À travers le monde du jeu video, les aficionados du football retrouvent quelques sensations proches de leur sport chéri. Si Football Manager est la référence du football de gestion, c’est FIFA qui domine la simulation. Est-ce une si bonne chose?
Chaque année, la rengaine se répète. Ci-tôt le mois d’août achevé, les nouvelles saisons des différents championnats débutées, le mercato clos et les effectifs bouclés, les joueurs console n’attendent qu’une chose : la nouvelle mouture de FIFA.
Les espoirs sont aussi grands que les déceptions l’étaient à propos du FIFA précédent : mode en ligne scandaleux, mauvais serveurs, jeu trop rapide, situations incompréhensibles, défense très difficile, absence de contenu pour le mode carrière etc..
Chaque année donc, on se surprend à jeter un oeil aux Aperçus de jeuxvideo.com et leur barre “Très bon” qui indiquent qu’un nouveau grand FIFA se prépare…. Chaque année, EA invente un nouveau procédé au nom savant type “Pressure Control” qui doit permettre de franchir, enfin, le pas de la next-gen (elle qui, fallait-il le rappeler, a débuté en 2012 et va s’achever l’an prochain avec la PS5 et la nouvelle Xbox) et donner aux joueurs de football la même sensation de plaisir qu’ont les fans de basket, eux qui ont connu de si beaux NBA2K.
Des espoirs toujours déchus
Et pourtant, c’est la sempiternelle carotte qui se reproduit. EA Sports se complait à utiliser une technique pas très sympathique qui consiste à montrer de jolis bonbons pour mieux attirer l’enfant dans la camionnette blanche. Les bonbons? Une démo toujours bonne, bien équilibrée et à laquelle il faut ajouter un budget “marketing” qui doit probablement dépasser le budget “développement” tant les trailers sont jolis, choukis, sympatoches, ce que vous voulez.
La camionnette blanche, elle, c’est le jeu post sortie. Ci-tôt la première mise à jour de 3 Go (parce qu’il est bien connu que tout le monde a la Fibre chez lui et peut télécharger ça en 5 minutes, cré vindiou!) et le joli petit pavé explicatif de tout plein de trucs soit-disant contenus dans le fichier, et voilà. La messe est dite et le jeu devient alors exécrable.

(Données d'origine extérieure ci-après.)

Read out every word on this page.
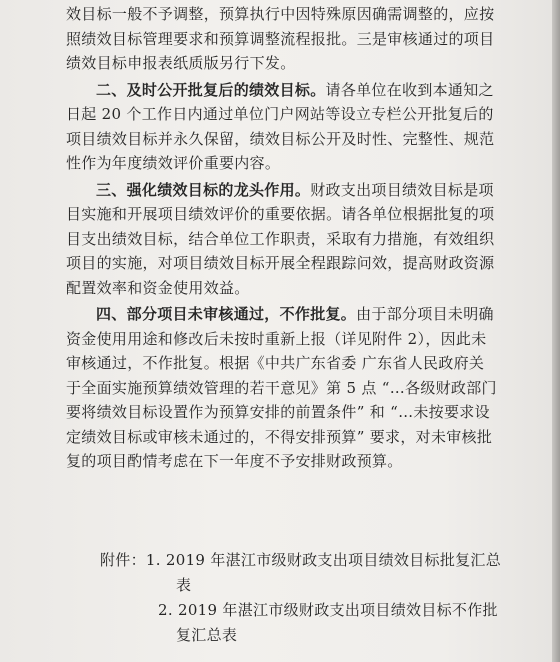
效目标一般不予调整，预算执行中因特殊原因确需调整的，应按
照绩效目标管理要求和预算调整流程报批。三是审核通过的项目
绩效目标申报表纸质版另行下发。
二、及时公开批复后的绩效目标。请各单位在收到本通知之
日起 20 个工作日内通过单位门户网站等设立专栏公开批复后的
项目绩效目标并永久保留，绩效目标公开及时性、完整性、规范
性作为年度绩效评价重要内容。
三、强化绩效目标的龙头作用。财政支出项目绩效目标是项
目实施和开展项目绩效评价的重要依据。请各单位根据批复的项
目支出绩效目标，结合单位工作职责，采取有力措施，有效组织
项目的实施，对项目绩效目标开展全程跟踪问效，提高财政资源
配置效率和资金使用效益。
四、部分项目未审核通过，不作批复。由于部分项目未明确
资金使用用途和修改后未按时重新上报（详见附件 2），因此未
审核通过，不作批复。根据《中共广东省委 广东省人民政府关
于全面实施预算绩效管理的若干意见》第 5 点 “…各级财政部门
要将绩效目标设置作为预算安排的前置条件” 和 “…未按要求设
定绩效目标或审核未通过的，不得安排预算” 要求，对未审核批
复的项目酌情考虑在下一年度不予安排财政预算。
附件：1. 2019 年湛江市级财政支出项目绩效目标批复汇总
表
2. 2019 年湛江市级财政支出项目绩效目标不作批
复汇总表
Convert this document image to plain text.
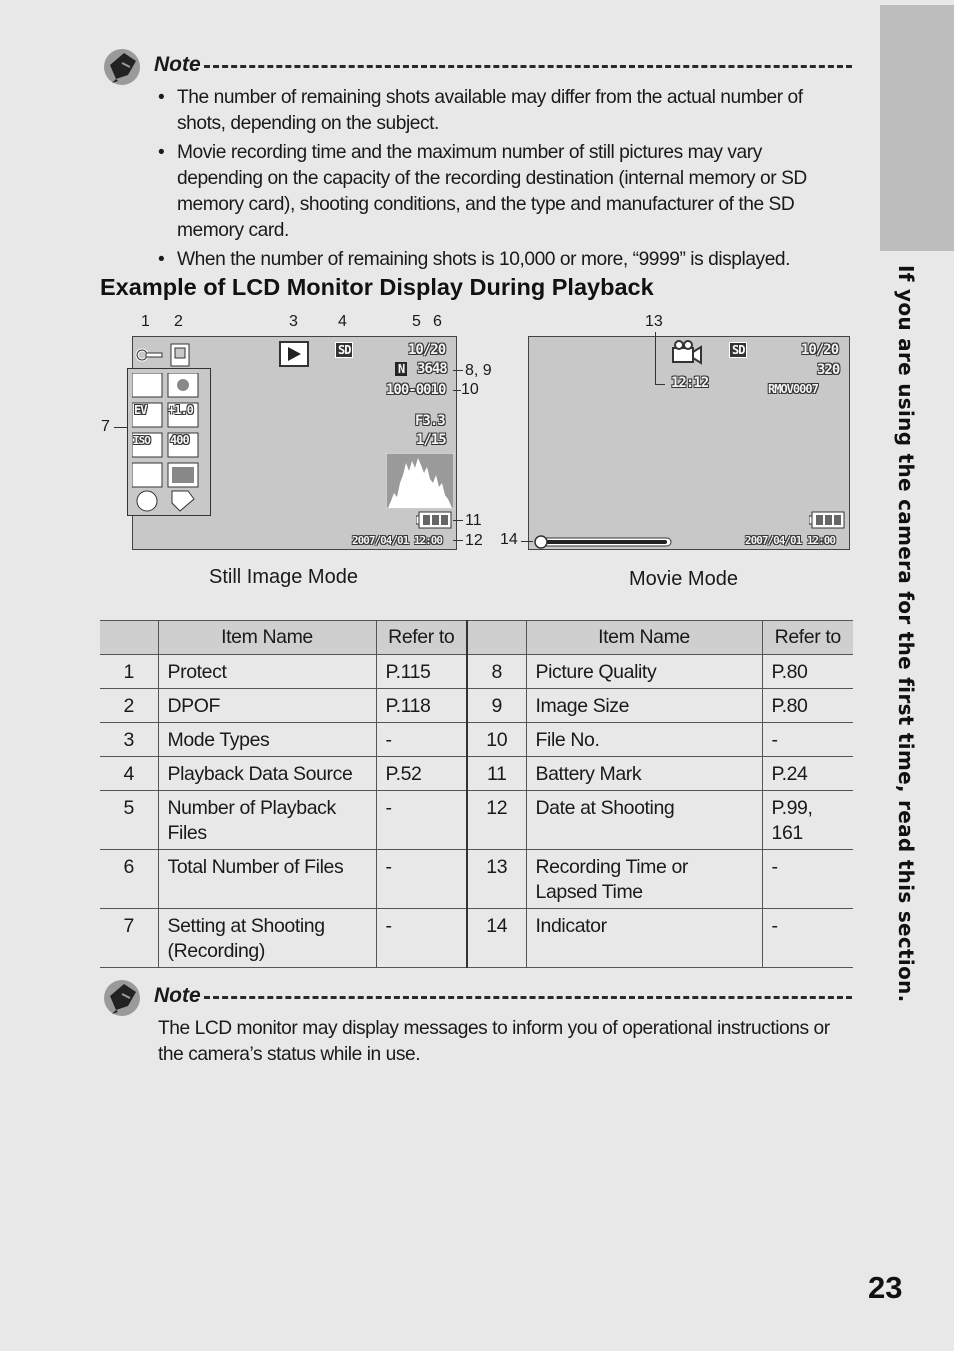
If you are using the camera for the first time, read this section.
Note
• The number of remaining shots available may differ from the actual number of shots, depending on the subject.
• Movie recording time and the maximum number of still pictures may vary depending on the capacity of the recording destination (internal memory or SD memory card), shooting conditions, and the type and manufacturer of the SD memory card.
• When the number of remaining shots is 10,000 or more, “9999” is displayed.
Example of LCD Monitor Display During Playback
SD	10/20
N 3648
100-0010
F3.3
1/15
2007/04/01 12:00
EV +1.0
ISO 400
1 2	3	4	5 6
8, 9
10
7
11
12
Still Image Mode
SD	10/20
320
RMOV0007
12:12
2007/04/01 12:00
13
14
Movie Mode
	Item Name	Refer to		Item Name	Refer to
1	Protect	P.115	8	Picture Quality	P.80
2	DPOF	P.118	9	Image Size	P.80
3	Mode Types	-	10	File No.	-
4	Playback Data Source	P.52	11	Battery Mark	P.24
5	Number of Playback Files	-	12	Date at Shooting	P.99, 161
6	Total Number of Files	-	13	Recording Time or Lapsed Time	-
7	Setting at Shooting (Recording)	-	14	Indicator	-
Note

The LCD monitor may display messages to inform you of operational instructions or the camera’s status while in use.

23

Chaque année, le jeu est trop rapide. Chaque année, il est bourré de bugs incompréhensibles et de gardiens au quotient intellectuel digne de passer dans une émission de la si culturelle, si cool et si branchée NRJ12.
Ce qui est fabuleux depuis 3 ans, c’est qu’en plus des traditionnels nouveaux bugs dûs aux minuscules nouvelles features du jeu (type les coup-francs pouvant être tirés de différentes façons ou un mode volta complètement oubliable et à des années lumières du vrai FIFA Street 2) viennent s’accumuler les anciens bugs.
Une insulte permanente aux joueurs
L’introduction de la touche de protection de balle par exemple. Depuis son intronisation, sur FIFA 18, elle n’a eu de cesse de provoquer des mouvements totalement fantaisistes de la part des joueurs et de créer l’incompréhension au sein de celui qui contrôle l’équipe adverse. Comment est-il possible qu’en dépit de la pression de la bonne touche, celle de l’interception debout, le joueur soit totalement passé au travers d’une simple protection de balle?
La défense, tiens. Dans sa volonté, parce qu’il faut bien le relever, de passer d’un jeu de simulation à une espèce de fantaisie/bouillie, FIFA a totalement déséquilibré son jeu au profit, évidemment, de l’attaque. Ainsi, en plus du fameux geste technique qui permettait de faire un arc-en-ciel suivi d’un retourné acrobatique en moins d’une seconde et demi (on est sur Galaxy Football? C’est quoi le projet là?), EA s’est dit que ce serait une formidable idée d’avantager, pas un peu, pas beaucoup, d’avantager à l’extrême, l’usage de la fameuse touche triangle/Y et ses passes en profondeur.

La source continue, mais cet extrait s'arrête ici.